Article written by:
Kaz Unalan, CPA
Director, Tax & Business Advisory Services
On Friday, April 17, 2020, the IRS issued Rev. Proc. 2020-25 on how to take advantage of the recently enacted technical correction to the rules for Qualified Improvement Property (QIP) that was part of the CARES Act.
Within the CARES Act, Congress addressed the much anticipated “restaurant/retail glitch” associated with the 2017 Tax Cuts and Jobs Act (TCJA). This rule previously prevented investments in QIP from qualifying for bonus depreciation.

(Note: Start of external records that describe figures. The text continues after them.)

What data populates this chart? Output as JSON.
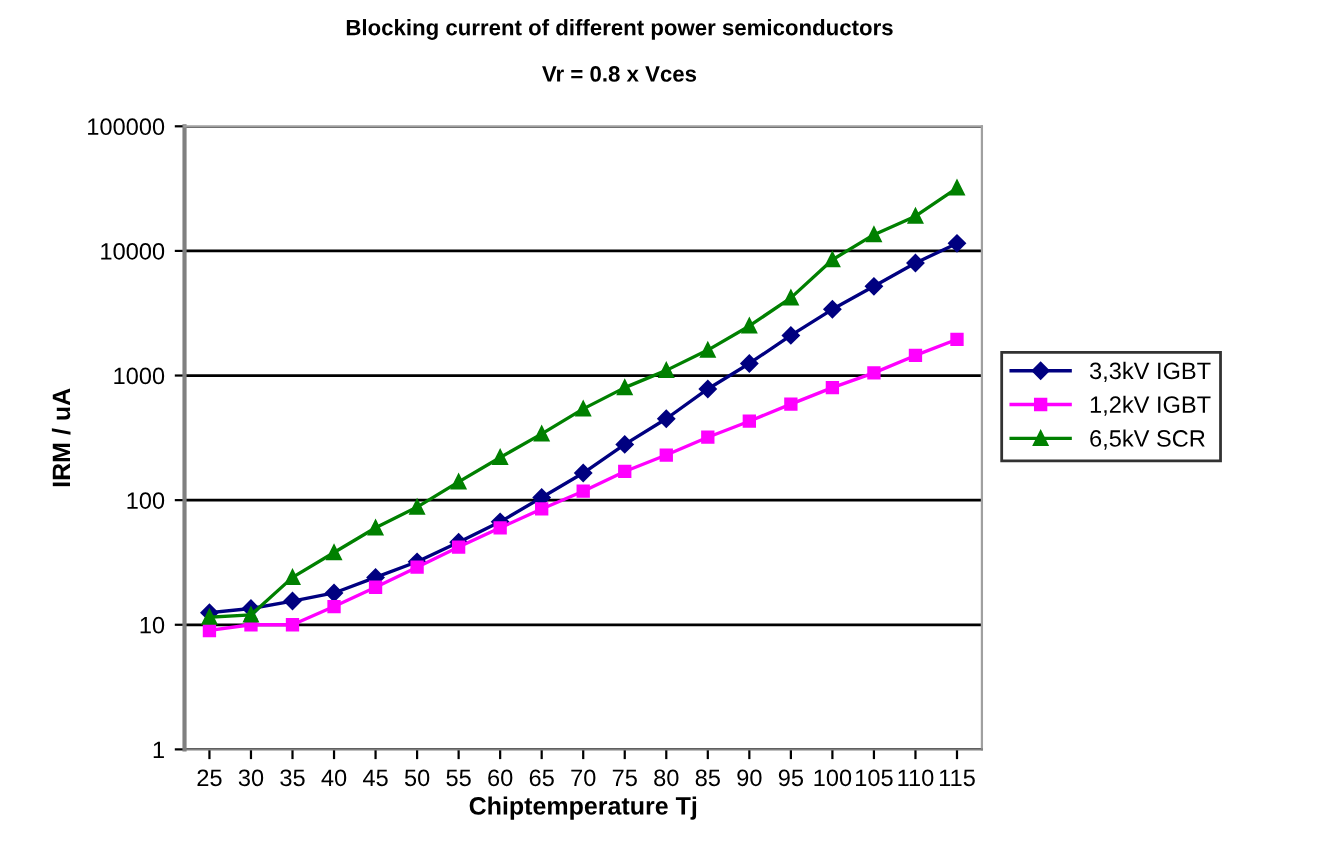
{
  "chart_data": {
    "type": "line",
    "title": "Blocking current of different power semiconductors",
    "subtitle": "Vr = 0.8 x Vces",
    "xlabel": "Chiptemperature Tj",
    "ylabel": "IRM / uA",
    "categories": [
      "25",
      "30",
      "35",
      "40",
      "45",
      "50",
      "55",
      "60",
      "65",
      "70",
      "75",
      "80",
      "85",
      "90",
      "95",
      "100",
      "105",
      "110",
      "115"
    ],
    "series": [
      {
        "name": "3,3kV IGBT",
        "color": "#000080",
        "marker": "diamond",
        "values": [
          12.5,
          13.5,
          15.5,
          18,
          24,
          32,
          46,
          67,
          105,
          165,
          280,
          450,
          780,
          1250,
          2100,
          3400,
          5200,
          8000,
          11500
        ]
      },
      {
        "name": "1,2kV IGBT",
        "color": "#ff00ff",
        "marker": "square",
        "values": [
          9,
          10,
          10,
          14,
          20,
          29,
          42,
          60,
          85,
          118,
          170,
          230,
          320,
          430,
          590,
          800,
          1050,
          1450,
          1950
        ]
      },
      {
        "name": "6,5kV SCR",
        "color": "#008000",
        "marker": "triangle",
        "values": [
          11.5,
          12,
          24,
          38,
          60,
          88,
          140,
          220,
          340,
          540,
          800,
          1100,
          1600,
          2500,
          4200,
          8500,
          13500,
          19000,
          32000
        ]
      }
    ],
    "log": "y",
    "ylim": [
      1,
      100000
    ],
    "yticks": [
      1,
      10,
      100,
      1000,
      10000,
      100000
    ],
    "grid": "y",
    "legend": "right"
  }
}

With the passing of the CARES Act, the recovery period for QIP is reduced from 39 years to 15 years, thus making it eligible for 100% bonus depreciation through 2022. This change is retroactive to January 1, 2018, forward.

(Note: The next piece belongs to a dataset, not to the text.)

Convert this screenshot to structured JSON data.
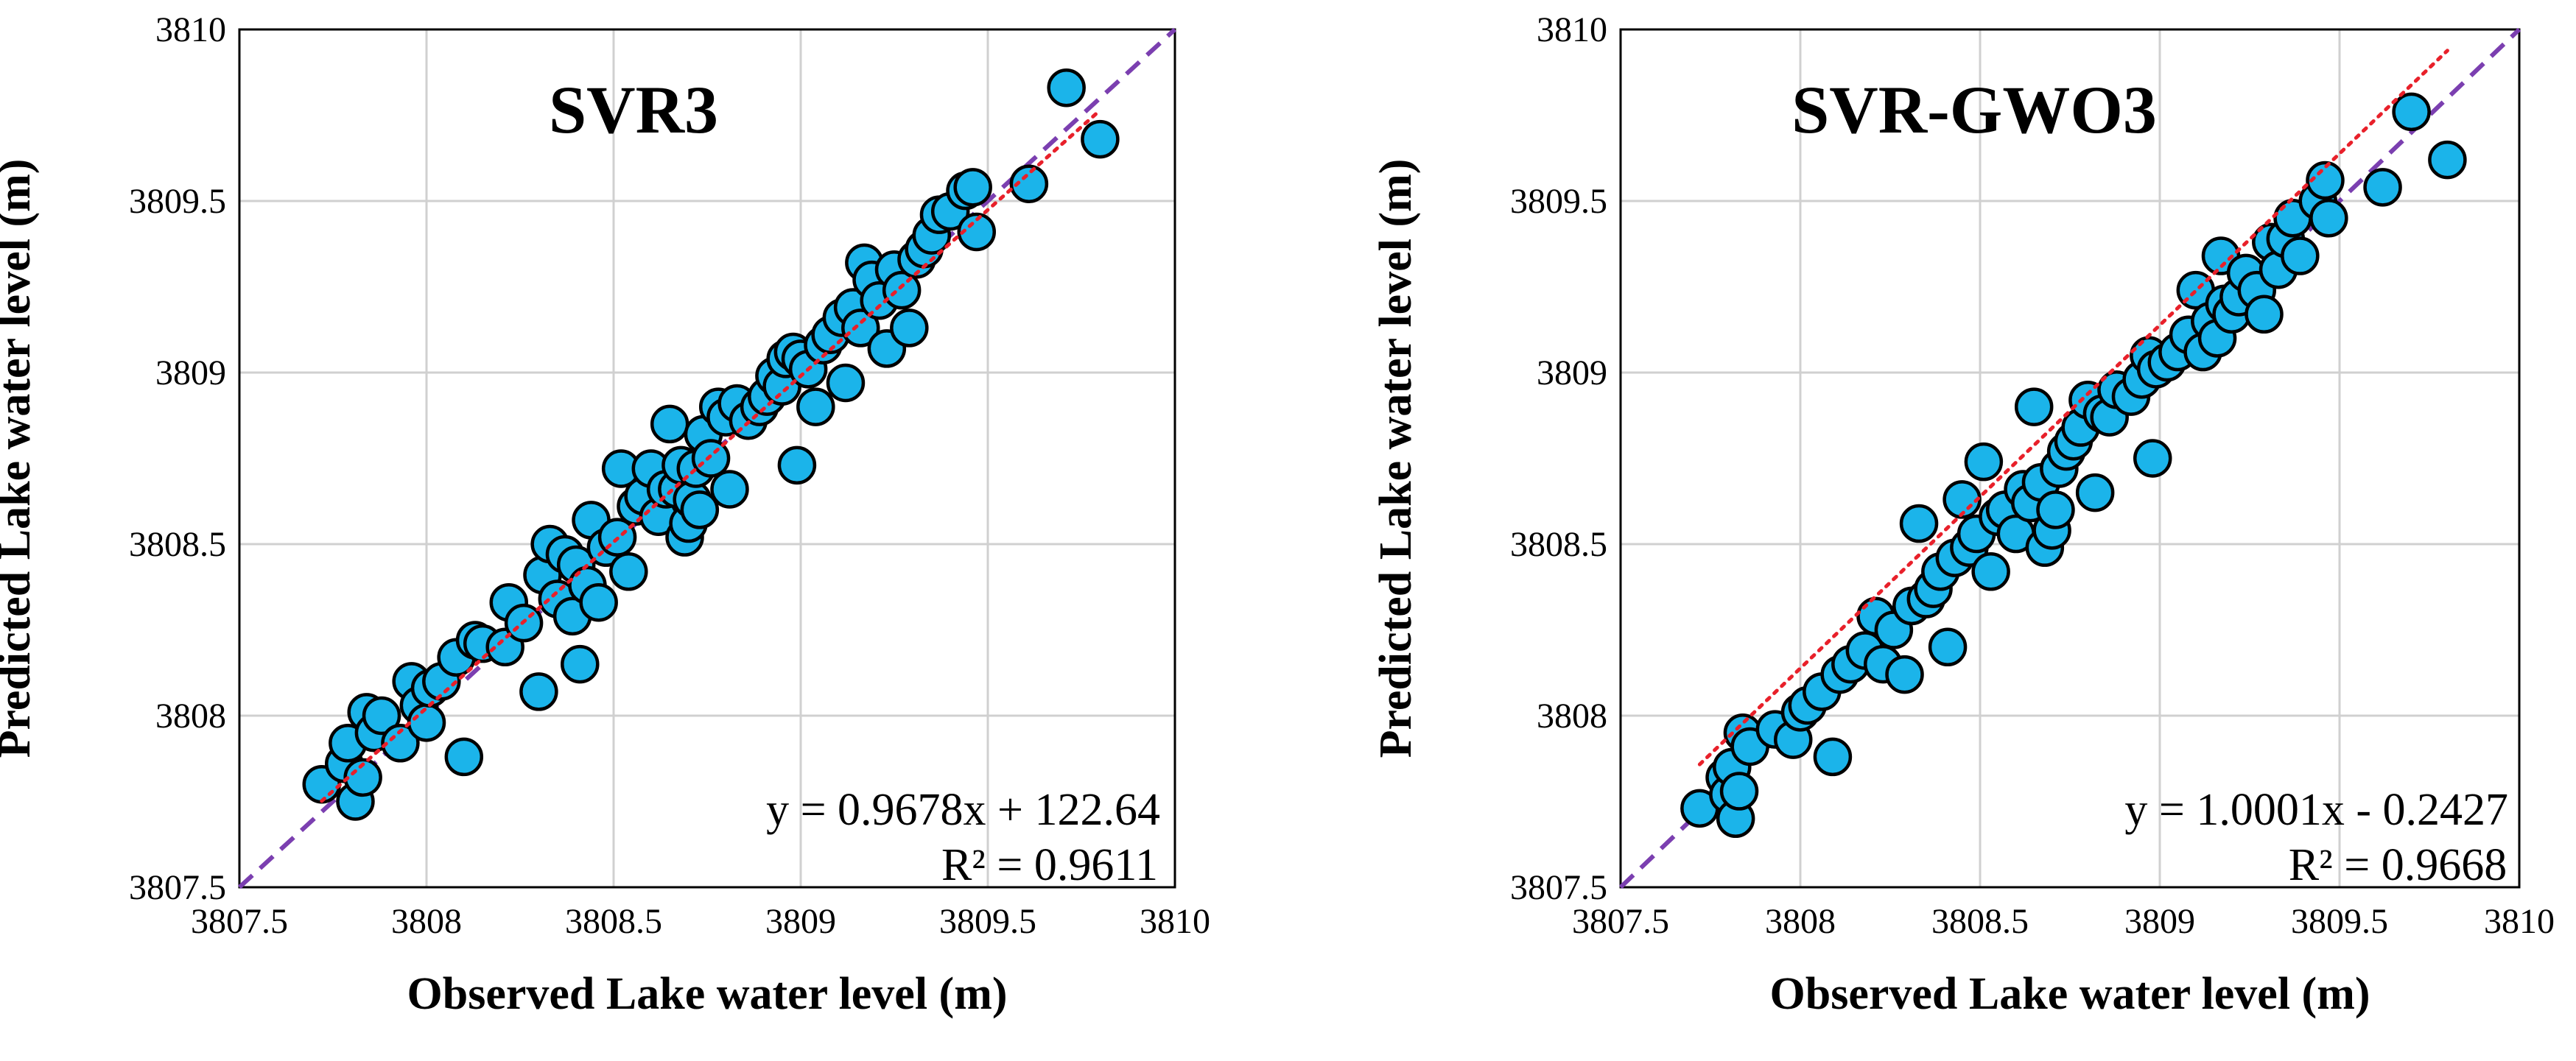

Under Rev. Proc. 2020-25, the IRS issued procedural guidance on three ways taxpayers can take advantage of the QIP correction on their tax returns. Certain taxpayers can elect to take 100% bonus depreciation on the qualified improvement property by filing an amended return, an Administrative Adjustment Request (AAR) under Sec. 6227, or a Form 3115, Application for Change in Accounting Method, to change their depreciation of QIP placed in service after Dec. 31, 2017, in the taxpayers’ 2018, 2019, or 2020 tax year. Based on your specific facts and circumstances, each option should be reviewed to determine the best course of action to take.